The Holiday Season is upon us and many are immersed in the good feelings of family get-togethers, gift giving, stuffing ourselves with enormous amounts of food and a myriad of other activities of this festive season. One of the most recognizable and all encompassing manifestations of the season is the preponderance of holiday music. We hear it everywhere – radio, television, department stores, carolers, holiday concerts, in churches and in the homes of our families and friends.
Where did most of our familiar Christmas music come from? The early Christmas music, of the first European Americans, originally came from Western Europe. The pilgrims brought much of their European heritage with them to the new world. Among their musical traditions was music that was sung and played at Christmas time. However, in England in 1645, Puritans, led by Oliver Cromwell actually banned Christmas as they thought the celebration of Christmas was decadent. This practice was repealed during the rein of Charles II and the English people could again celebrate Christmas.
The Anglican Church instituted carol singing on Christmas Eve in1880. In Boston, from 1659 to 1681, celebrating Christmas was declared illegal. The fine for celebrating could cost as much as five shillings. Can you imagine?
Musicologists have traced the antecedents of the song, Holly and the Ivy, still sung today, back to the middle ages. Leaders of the Protestant Reformation – Martin Luther (1483-1546) of Germany and Charles Wesley (1707-1788) of England, were both influential in advocating the use of Christmas carols in church worship services.
After the American Revolution the restrictive customs of England began losing popularity, especially celebrating Christmas. Interestingly, the American Congress met on Christmas day in 1789, the first Christmas after the constitution was signed. It was almost a century later, in 1870, when Christmas was made a federal holiday in the United States.
The early Christmas music had a decidedly religious theme inherit in the words and music. It, of course, had its roots in sacred music of the church.
According to the Columbia Encyclopedia, “A carol is a popular hymn of a joyous nature in celebration of an occasion such as Easter or Christmas. The earliest English carols date from the 15th century. The carol is characterized by simplicity of thought and expression. Many Christmas hymns composed in the 19th century have been called carols.”

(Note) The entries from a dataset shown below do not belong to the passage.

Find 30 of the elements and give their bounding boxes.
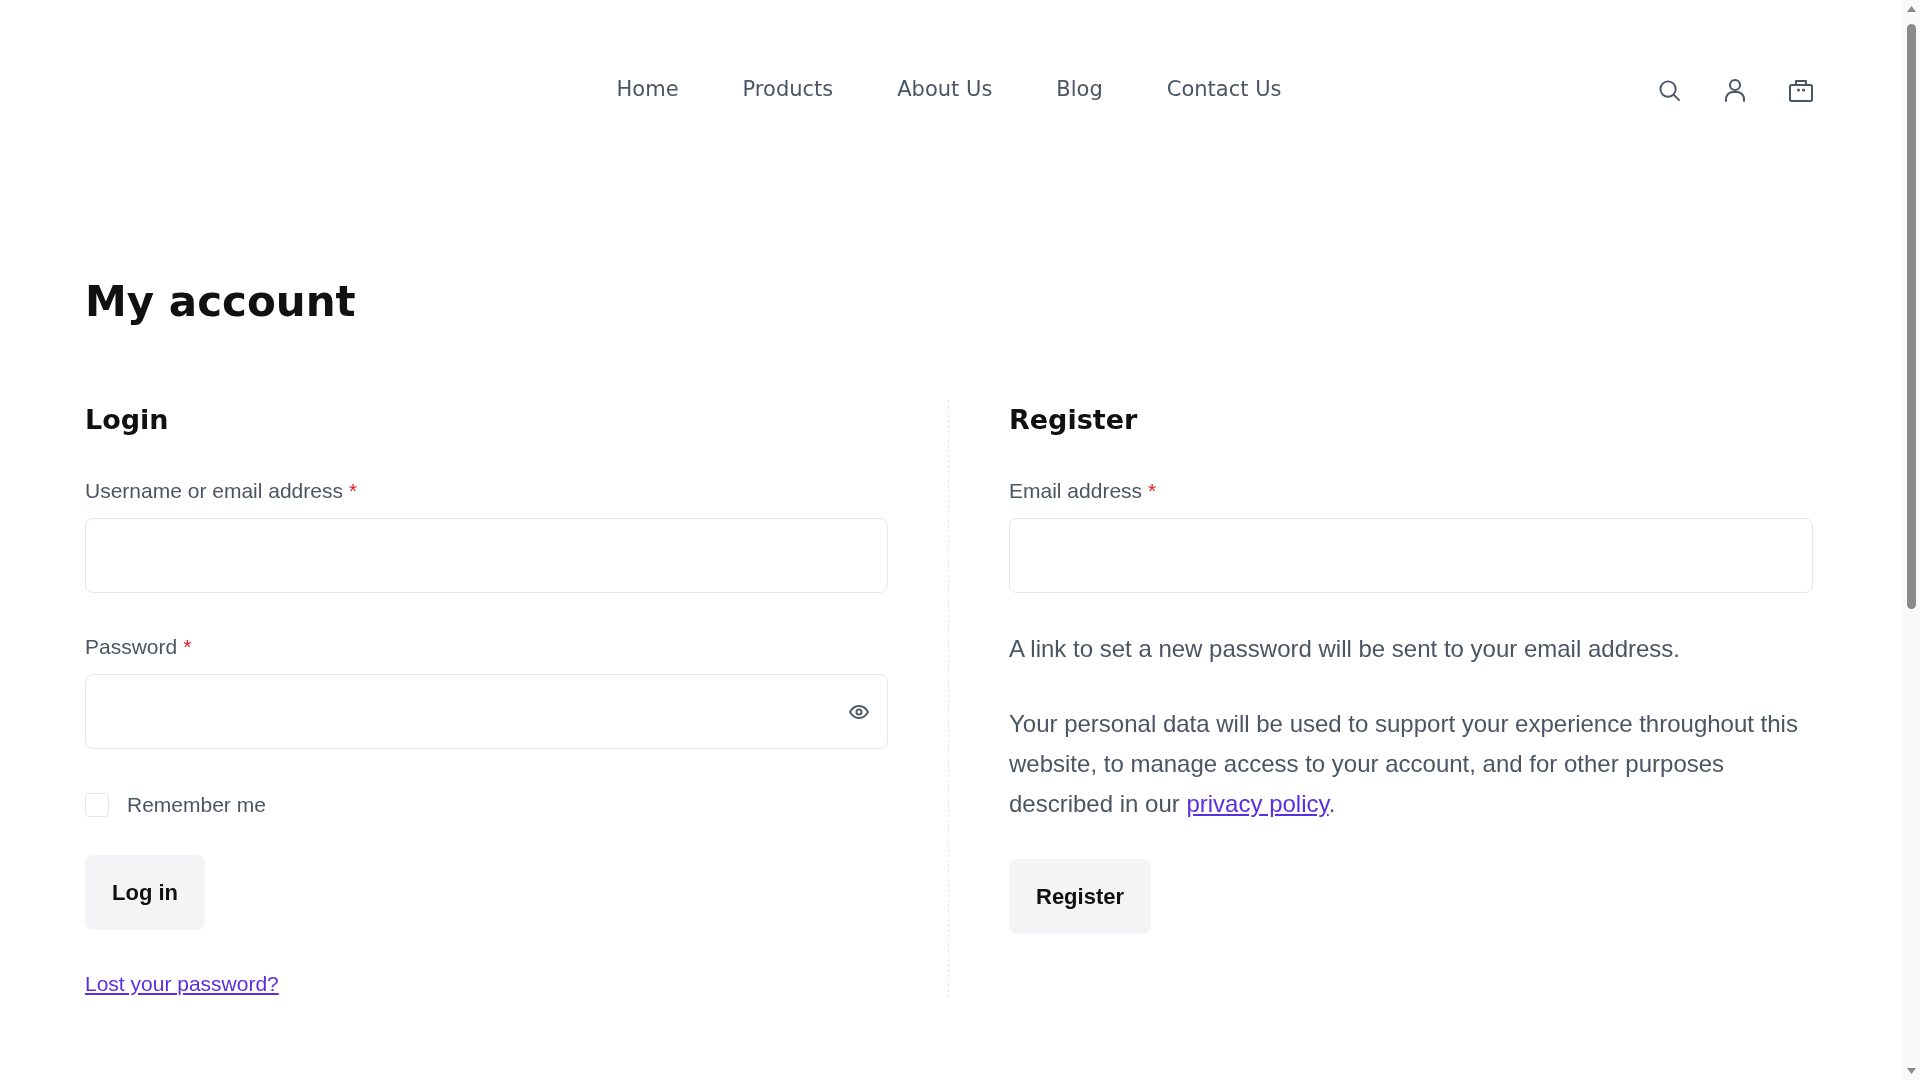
checkbox[interactable] — [85, 793, 109, 817]
nav-link[interactable]: Products — [742, 74, 834, 106]
bag-icon[interactable] — [1789, 78, 1813, 102]
field-label: Username or email address * — [85, 478, 358, 504]
nav-link[interactable]: Home — [616, 74, 679, 106]
submit-button[interactable]: Register — [1009, 859, 1152, 934]
section-heading: Login — [85, 403, 169, 437]
scroll-down-arrow-icon[interactable] — [1907, 1068, 1916, 1074]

As time went on, music that was related to Christmas themes became more secular in nature. Some milestones in the evolution of Christmas music and the singing of carols are: O Come All Ye Faithful, (Adeste Fidelis) written in the mid-1700’s, originally in Latin, was later translated into the vernacular. Angels from the Realms of Glory, written in 1816, is one of the most famous carols with words by James Montgomery and music by Henry Smart. Away in a Manger with music by William Kirkpatrick, was written in 1885. Clement Moore wrote the famous poem, The Night Before Christmas in 1822. This text has been set to music many times.
“Rudolph the Ninth Reindeer,” A poem by Robert L. May in 1939, became the seed for the song, “Rudolph the Red-Nosed Reindeer,” written in 1949 by Johnny Marks. Gene Autry made it a best seller Christmas song, second only to White Christmas, made popular by singer, Bing Crosby.
In addition to the previously mentioned carols, some of the more popular include: Angels We Have Heard on High; Away In A Manger; Deck The Halls; Ding Dong, Merrily On High; The First Noel; God Rest Ye Merry Gentlemen; Good King Wenceslas; Hark the herald Angels Sing; Joy To The World; Silent Night; O Holy Night and O Little Town of Bethlehem. Popular American Christmas songs include: Jingle Bells, Jolly Old St. Nicholas and Up On the House Top.
When we trace the history of many of our favorite carols, we may be surprised to find how many of them are of European origin. We can thank our English and German cousins across the “pond” for a large number of these carols. Our musical heritage at holiday time is rich and varied. This season take some time to listen, participate and enjoy the beautiful sounds of the season in the rich heritage of Christmas music in America.